One
thing you have to say for Donald Trump—he’s spontaneous. He’s a far cry from
the standard carefully scripted politician. You often hear from his supporters
that “he tells it like it is.” Well, no, actually, he hardly ever tells it like
it is. He almost invariably tells it like it isn’t. But he does it in a
refreshingly carefree, spontaneous, unrehearsed sort of way, often on
Twitter, and he mixes his messages with such wild randomness, accusing Barack
Obama of tapping his phones one tweet and mocking Arnold Schwarzenegger’s Apprentice ratings the next, it’s pretty
obvious you’re getting the raw, uncensored version of what’s going on in his
astonishingly childish mind. That uncalculated, spontaneous “Here I am, what
you see is what you get, take me or leave me” quality, in such sharp contrast
to the standard politician’s prepackaging on such predictable display with
Hillary Clinton, accounts for much of the charm he worked on the people who
voted for him. It’s refreshing and entertaining and dangerous.
What
we see and what we have gotten with Donald Trump is a grown man with the
emotions of a ten-year-old, the interests of a bored housewife and the moral
compass of a carnival barker. This is a man who took to Twitter eight times
over the span of a month in 2012 to weigh in on the subject of Kristin
Stewart’s love life. There’s an almost endearingly unpretentious quality to
that behavior. It shows that in one sense at least he is in fact a man of the
people. He doesn’t just feed the common low-brow American obsession with the
personal foibles of celebrities, he shares it. Lots of us have flipped
through People or Us at the dentist’s office and glanced
at the gossip, but who actually goes to the trouble of tweeting about
it? What a regular irregular guy.
Part
of the problem with Donald Trump’s spontaneity is that he is now in a position
to initiate a nuclear war. That is not something that should be done
spontaneously. Trump is still the featured attraction on a reality show.

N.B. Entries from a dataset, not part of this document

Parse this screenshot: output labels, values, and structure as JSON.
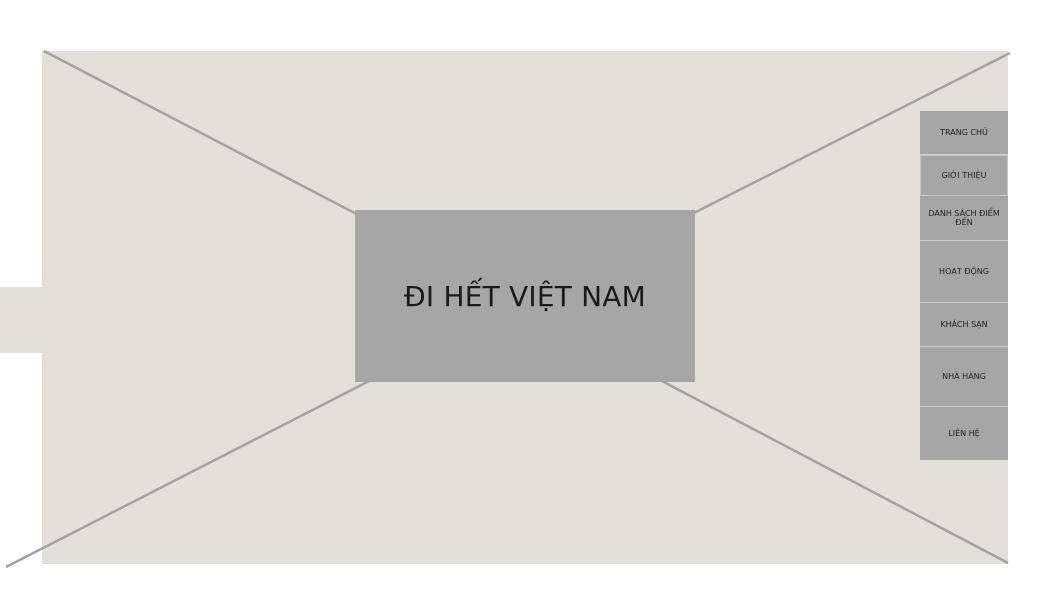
{
  "hero": {
    "title": "ĐI HẾT VIỆT NAM"
  },
  "nav": {
    "items": [
      {
        "label": "TRANG CHỦ"
      },
      {
        "label": "GIỚI THIỆU"
      },
      {
        "label": "DANH SÁCH ĐIỂM ĐẾN"
      },
      {
        "label": "HOẠT ĐỘNG"
      },
      {
        "label": "KHÁCH SẠN"
      },
      {
        "label": "NHÀ HÀNG"
      },
      {
        "label": "LIÊN HỆ"
      }
    ]
  },
  "colors": {
    "placeholder_bg": "#e2e0d9",
    "block_gray": "#a6a6a6",
    "line_gray": "#a3a3a3"
  }
}
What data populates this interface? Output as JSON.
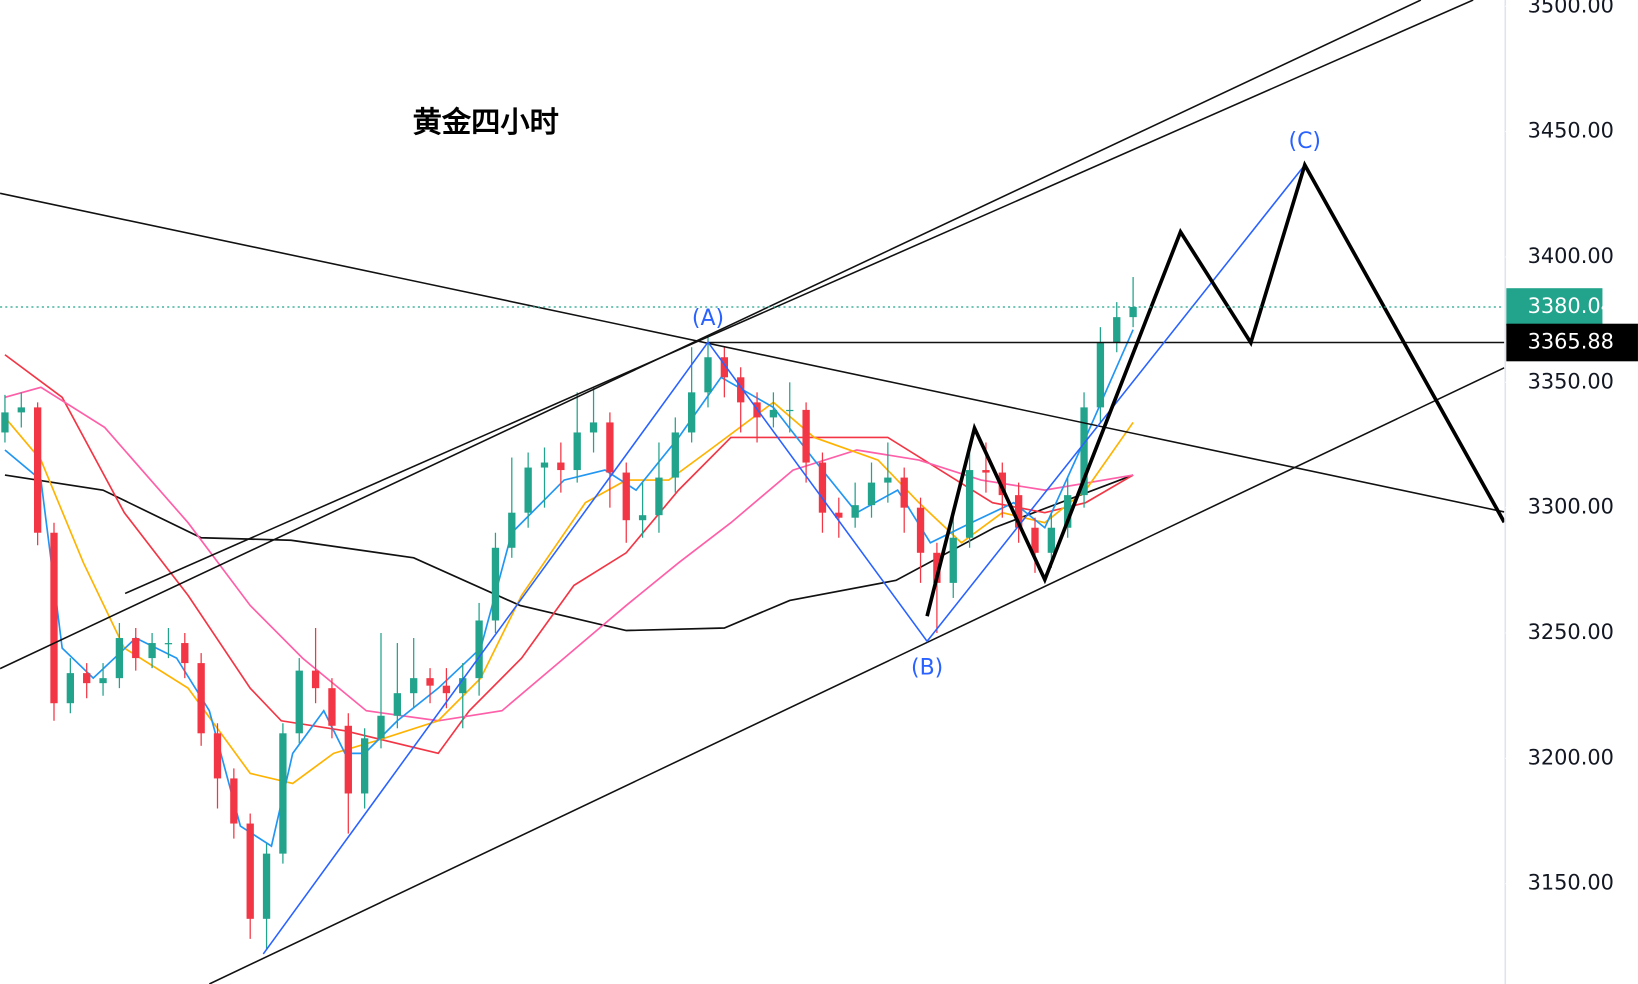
{
  "chart_data": {
    "type": "candlestick",
    "title": "黄金四小时",
    "ylim": [
      3110,
      3502.5
    ],
    "xlim": [
      -0.3,
      91.7
    ],
    "yticks": [
      {
        "value": 3150,
        "label": "3150.00"
      },
      {
        "value": 3200,
        "label": "3200.00"
      },
      {
        "value": 3250,
        "label": "3250.00"
      },
      {
        "value": 3300,
        "label": "3300.00"
      },
      {
        "value": 3350,
        "label": "3350.00"
      },
      {
        "value": 3400,
        "label": "3400.00"
      },
      {
        "value": 3450,
        "label": "3450.00"
      },
      {
        "value": 3500,
        "label": "3500.00"
      }
    ],
    "up_color": "#22a38b",
    "down_color": "#f23645",
    "candles": {
      "open": [
        3330,
        3338,
        3340,
        3290,
        3222,
        3234,
        3230,
        3232,
        3248,
        3240,
        3246,
        3246,
        3238,
        3210,
        3192,
        3174,
        3136,
        3162,
        3210,
        3235,
        3228,
        3213,
        3186,
        3208,
        3217,
        3226,
        3232,
        3229,
        3226,
        3232,
        3255,
        3284,
        3298,
        3316,
        3318,
        3315,
        3330,
        3334,
        3314,
        3295,
        3297,
        3312,
        3330,
        3346,
        3360,
        3352,
        3342,
        3336,
        3339,
        3339,
        3318,
        3298,
        3296,
        3301,
        3310,
        3312,
        3300,
        3282,
        3270,
        3288,
        3315,
        3314,
        3305,
        3292,
        3282,
        3292,
        3305,
        3340,
        3366,
        3376
      ],
      "high": [
        3345,
        3346,
        3342,
        3294,
        3240,
        3238,
        3238,
        3254,
        3252,
        3250,
        3252,
        3250,
        3242,
        3214,
        3196,
        3178,
        3166,
        3214,
        3240,
        3252,
        3232,
        3218,
        3212,
        3250,
        3246,
        3248,
        3236,
        3236,
        3238,
        3262,
        3290,
        3320,
        3322,
        3324,
        3326,
        3346,
        3348,
        3338,
        3318,
        3310,
        3326,
        3336,
        3364,
        3368,
        3364,
        3356,
        3346,
        3346,
        3350,
        3342,
        3322,
        3304,
        3310,
        3318,
        3326,
        3316,
        3304,
        3286,
        3300,
        3322,
        3326,
        3318,
        3310,
        3296,
        3298,
        3312,
        3346,
        3372,
        3382,
        3392
      ],
      "low": [
        3326,
        3332,
        3285,
        3215,
        3218,
        3224,
        3225,
        3228,
        3235,
        3236,
        3240,
        3232,
        3205,
        3180,
        3168,
        3128,
        3124,
        3158,
        3206,
        3222,
        3208,
        3170,
        3180,
        3204,
        3212,
        3220,
        3222,
        3220,
        3212,
        3225,
        3250,
        3280,
        3292,
        3300,
        3306,
        3310,
        3322,
        3300,
        3286,
        3288,
        3290,
        3306,
        3326,
        3340,
        3344,
        3330,
        3326,
        3332,
        3330,
        3310,
        3290,
        3288,
        3292,
        3296,
        3302,
        3290,
        3270,
        3250,
        3264,
        3284,
        3306,
        3296,
        3286,
        3274,
        3276,
        3288,
        3300,
        3334,
        3362,
        3372
      ],
      "close": [
        3338,
        3340,
        3290,
        3222,
        3234,
        3230,
        3232,
        3248,
        3240,
        3246,
        3246,
        3238,
        3210,
        3192,
        3174,
        3136,
        3162,
        3210,
        3235,
        3228,
        3213,
        3186,
        3208,
        3217,
        3226,
        3232,
        3229,
        3226,
        3232,
        3255,
        3284,
        3298,
        3316,
        3318,
        3315,
        3330,
        3334,
        3314,
        3295,
        3297,
        3312,
        3330,
        3346,
        3360,
        3352,
        3342,
        3336,
        3339,
        3339,
        3318,
        3298,
        3296,
        3301,
        3310,
        3312,
        3300,
        3282,
        3270,
        3288,
        3315,
        3314,
        3305,
        3292,
        3282,
        3292,
        3305,
        3340,
        3366,
        3376,
        3380.04
      ]
    },
    "series": [
      {
        "color": "#111111",
        "x": [
          0,
          6,
          12,
          17.5,
          25,
          31.5,
          38,
          44,
          48,
          54.5,
          60.5,
          69
        ],
        "values": [
          3313,
          3307,
          3288,
          3287,
          3280,
          3261,
          3251,
          3252,
          3263,
          3271,
          3292,
          3313
        ]
      },
      {
        "color": "#f23645",
        "x": [
          0,
          3.5,
          7.3,
          11.2,
          15,
          16.9,
          20.8,
          26.5,
          28.4,
          31.6,
          34.8,
          38,
          41.2,
          44.4,
          48.2,
          54,
          57.2,
          60.4,
          63.6,
          66.1,
          69
        ],
        "values": [
          3361,
          3344,
          3298,
          3265,
          3228,
          3215,
          3211,
          3202,
          3219,
          3240,
          3269,
          3282,
          3307,
          3328,
          3328,
          3328,
          3315,
          3302,
          3298,
          3302,
          3313
        ]
      },
      {
        "color": "#ff5fa8",
        "x": [
          0,
          2.2,
          6.1,
          11.2,
          15,
          18.2,
          22.1,
          26.5,
          30.4,
          34.2,
          38,
          41.2,
          44.4,
          48.2,
          52.1,
          55.9,
          59.7,
          63.6,
          69
        ],
        "values": [
          3344,
          3348,
          3332,
          3294,
          3261,
          3240,
          3219,
          3215,
          3219,
          3240,
          3261,
          3278,
          3294,
          3315,
          3323,
          3319,
          3311,
          3307,
          3313
        ]
      },
      {
        "color": "#ffb300",
        "x": [
          0,
          2.2,
          4.8,
          7.3,
          11.2,
          15,
          17.6,
          20.1,
          22.7,
          26.5,
          29.1,
          31.6,
          35.5,
          38,
          40.6,
          43.1,
          47,
          49.5,
          53.4,
          55.9,
          58.5,
          61,
          63.6,
          66.1,
          69
        ],
        "values": [
          3336,
          3319,
          3278,
          3244,
          3228,
          3194,
          3190,
          3202,
          3207,
          3215,
          3232,
          3265,
          3302,
          3311,
          3311,
          3323,
          3342,
          3328,
          3319,
          3302,
          3286,
          3298,
          3294,
          3307,
          3334
        ]
      },
      {
        "color": "#2196f3",
        "x": [
          0,
          2.2,
          3.5,
          5.4,
          8,
          10.5,
          12.5,
          14.4,
          16.3,
          17.6,
          19.5,
          20.8,
          22,
          24,
          26.5,
          29.1,
          31,
          34.2,
          36.7,
          38.6,
          41.2,
          43.8,
          47,
          49.5,
          52.1,
          54.6,
          56.6,
          59.1,
          61.7,
          63.6,
          66.1,
          69
        ],
        "values": [
          3323,
          3311,
          3244,
          3232,
          3248,
          3240,
          3219,
          3173,
          3165,
          3202,
          3219,
          3202,
          3202,
          3215,
          3228,
          3244,
          3290,
          3311,
          3315,
          3307,
          3328,
          3352,
          3340,
          3319,
          3298,
          3307,
          3286,
          3294,
          3302,
          3292,
          3328,
          3371
        ]
      }
    ],
    "drawings": [
      {
        "color": "#111111",
        "width": 1.5,
        "x": [
          -0.3,
          91.7
        ],
        "values": [
          3425.4,
          3298.3
        ]
      },
      {
        "color": "#111111",
        "width": 1.5,
        "x": [
          -0.3,
          86.6
        ],
        "values": [
          3235.8,
          3502.5
        ]
      },
      {
        "color": "#111111",
        "width": 1.5,
        "x": [
          7.35,
          89.8
        ],
        "values": [
          3265.8,
          3502.5
        ]
      },
      {
        "color": "#111111",
        "width": 1.5,
        "x": [
          12.5,
          91.7
        ],
        "values": [
          3110,
          3355.8
        ]
      },
      {
        "color": "#111111",
        "width": 1.5,
        "x": [
          43,
          91.7
        ],
        "values": [
          3365.88,
          3365.88
        ]
      },
      {
        "color": "#2962ff",
        "width": 1.5,
        "x": [
          15.8,
          43,
          56.4,
          79.5
        ],
        "values": [
          3122,
          3366,
          3246.7,
          3436.7
        ],
        "labels": [
          null,
          "(A)",
          "(B)",
          "(C)"
        ]
      },
      {
        "color": "#000000",
        "width": 3.5,
        "x": [
          56.4,
          59.3,
          63.6,
          71.9,
          76.2,
          79.5,
          91.7
        ],
        "values": [
          3256.7,
          3331.7,
          3271.3,
          3410,
          3365.8,
          3436.7,
          3294.2
        ]
      }
    ],
    "last_price": 3380.04,
    "last_price_color": "#22a38b",
    "level_price": 3365.88
  }
}
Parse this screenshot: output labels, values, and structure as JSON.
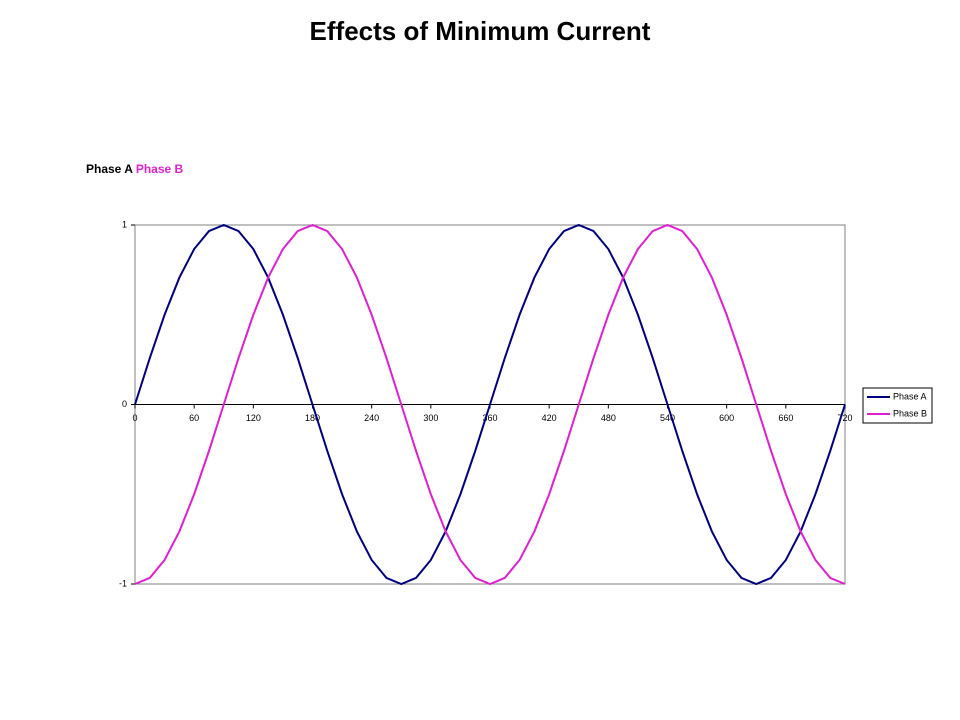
{
  "chart_data": {
    "type": "line",
    "title": "Effects of Minimum Current",
    "x": [
      0,
      15,
      30,
      45,
      60,
      75,
      90,
      105,
      120,
      135,
      150,
      165,
      180,
      195,
      210,
      225,
      240,
      255,
      270,
      285,
      300,
      315,
      330,
      345,
      360,
      375,
      390,
      405,
      420,
      435,
      450,
      465,
      480,
      495,
      510,
      525,
      540,
      555,
      570,
      585,
      600,
      615,
      630,
      645,
      660,
      675,
      690,
      705,
      720
    ],
    "series": [
      {
        "name": "Phase A",
        "color": "#000080",
        "values": [
          0,
          0.259,
          0.5,
          0.707,
          0.866,
          0.966,
          1,
          0.966,
          0.866,
          0.707,
          0.5,
          0.259,
          0,
          -0.259,
          -0.5,
          -0.707,
          -0.866,
          -0.966,
          -1,
          -0.966,
          -0.866,
          -0.707,
          -0.5,
          -0.259,
          0,
          0.259,
          0.5,
          0.707,
          0.866,
          0.966,
          1,
          0.966,
          0.866,
          0.707,
          0.5,
          0.259,
          0,
          -0.259,
          -0.5,
          -0.707,
          -0.866,
          -0.966,
          -1,
          -0.966,
          -0.866,
          -0.707,
          -0.5,
          -0.259,
          0
        ]
      },
      {
        "name": "Phase B",
        "color": "#e020d0",
        "values": [
          -1,
          -0.966,
          -0.866,
          -0.707,
          -0.5,
          -0.259,
          0,
          0.259,
          0.5,
          0.707,
          0.866,
          0.966,
          1,
          0.966,
          0.866,
          0.707,
          0.5,
          0.259,
          0,
          -0.259,
          -0.5,
          -0.707,
          -0.866,
          -0.966,
          -1,
          -0.966,
          -0.866,
          -0.707,
          -0.5,
          -0.259,
          0,
          0.259,
          0.5,
          0.707,
          0.866,
          0.966,
          1,
          0.966,
          0.866,
          0.707,
          0.5,
          0.259,
          0,
          -0.259,
          -0.5,
          -0.707,
          -0.866,
          -0.966,
          -1
        ]
      }
    ],
    "xlim": [
      0,
      720
    ],
    "xticks": [
      0,
      60,
      120,
      180,
      240,
      300,
      360,
      420,
      480,
      540,
      600,
      660,
      720
    ],
    "ylim": [
      -1,
      1
    ],
    "yticks": [
      -1,
      0,
      1
    ],
    "legend": "right"
  }
}
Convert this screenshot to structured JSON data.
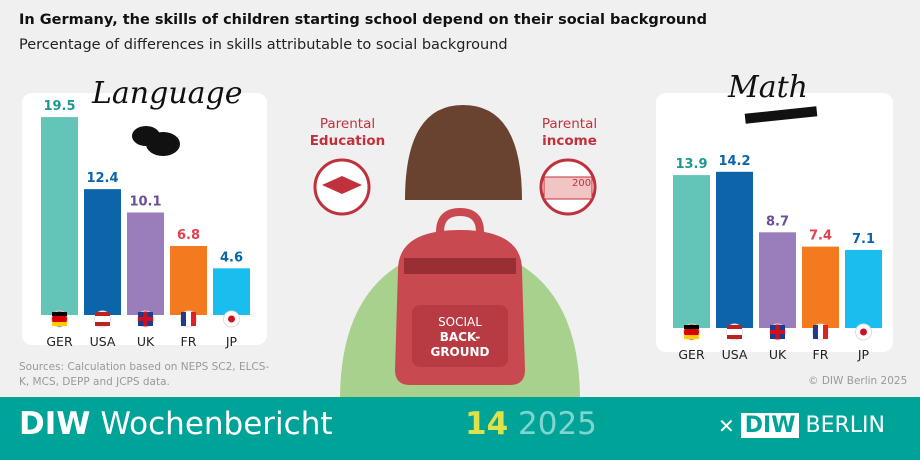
{
  "header": {
    "title": "In Germany, the skills of children starting school depend on their social background",
    "subtitle": "Percentage of differences in skills attributable to social background"
  },
  "chart_data": [
    {
      "type": "bar",
      "title": "Language",
      "categories": [
        "GER",
        "USA",
        "UK",
        "FR",
        "JP"
      ],
      "values": [
        19.5,
        12.4,
        10.1,
        6.8,
        4.6
      ],
      "colors": [
        "#62c5b8",
        "#0b65a8",
        "#9a7ebb",
        "#f47a20",
        "#19bdee"
      ],
      "label_colors": [
        "#1d9a8e",
        "#0b65a8",
        "#6a4f97",
        "#e0414e",
        "#0b65a8"
      ]
    },
    {
      "type": "bar",
      "title": "Math",
      "categories": [
        "GER",
        "USA",
        "UK",
        "FR",
        "JP"
      ],
      "values": [
        13.9,
        14.2,
        8.7,
        7.4,
        7.1
      ],
      "colors": [
        "#62c5b8",
        "#0b65a8",
        "#9a7ebb",
        "#f47a20",
        "#19bdee"
      ],
      "label_colors": [
        "#1d9a8e",
        "#0b65a8",
        "#6a4f97",
        "#e0414e",
        "#0b65a8"
      ]
    }
  ],
  "center": {
    "education_line1": "Parental",
    "education_line2": "Education",
    "income_line1": "Parental",
    "income_line2": "income",
    "banknote": "200",
    "backpack_line1": "SOCIAL",
    "backpack_line2": "BACK-",
    "backpack_line3": "GROUND"
  },
  "sources": "Sources: Calculation based on NEPS SC2, ELCS-K, MCS, DEPP and JCPS data.",
  "copyright": "© DIW Berlin 2025",
  "footer": {
    "brand_bold": "DIW",
    "brand_rest": " Wochenbericht",
    "issue_number": "14",
    "issue_year": "2025",
    "logo_box": "DIW",
    "logo_text": "BERLIN"
  }
}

Only now the reality is that a profoundly disturbed, emotionally retarded
egomaniac is the most powerful person on the planet and capable of destroying
it. His presidency is a freak show. It’s a thrill-a-minute roller coaster ride.
It’s funny and dramatic and great entertainment unless perhaps you’re a member of
a minority group fearing for your life amid the racist hatred his ascent has
unleashed in our country, or a child of undocumented immigrants fearing
deportation, or perhaps a rancher in Kansas whose cattle just got incinerated
in a giant wildfire while the climate denier you voted for was busy trying to
gut the EPA.
Just
exactly what price the rest of us pay to watch Trump’s tour de farce as a
President Geek figuratively biting off the heads of live chickens remains to be seen. For
now, for most of us, it seems like a morbidly fascinating comic horror show,
and forty years from now those of us who last that long may look back on it
fondly for its sheer entertainment value. But the power of the presidency is no
joke. Putting it in the hands of a spontaneous buffoon may prove to have been
the opening act of a solemn and in retrospect depressingly predictable tragedy.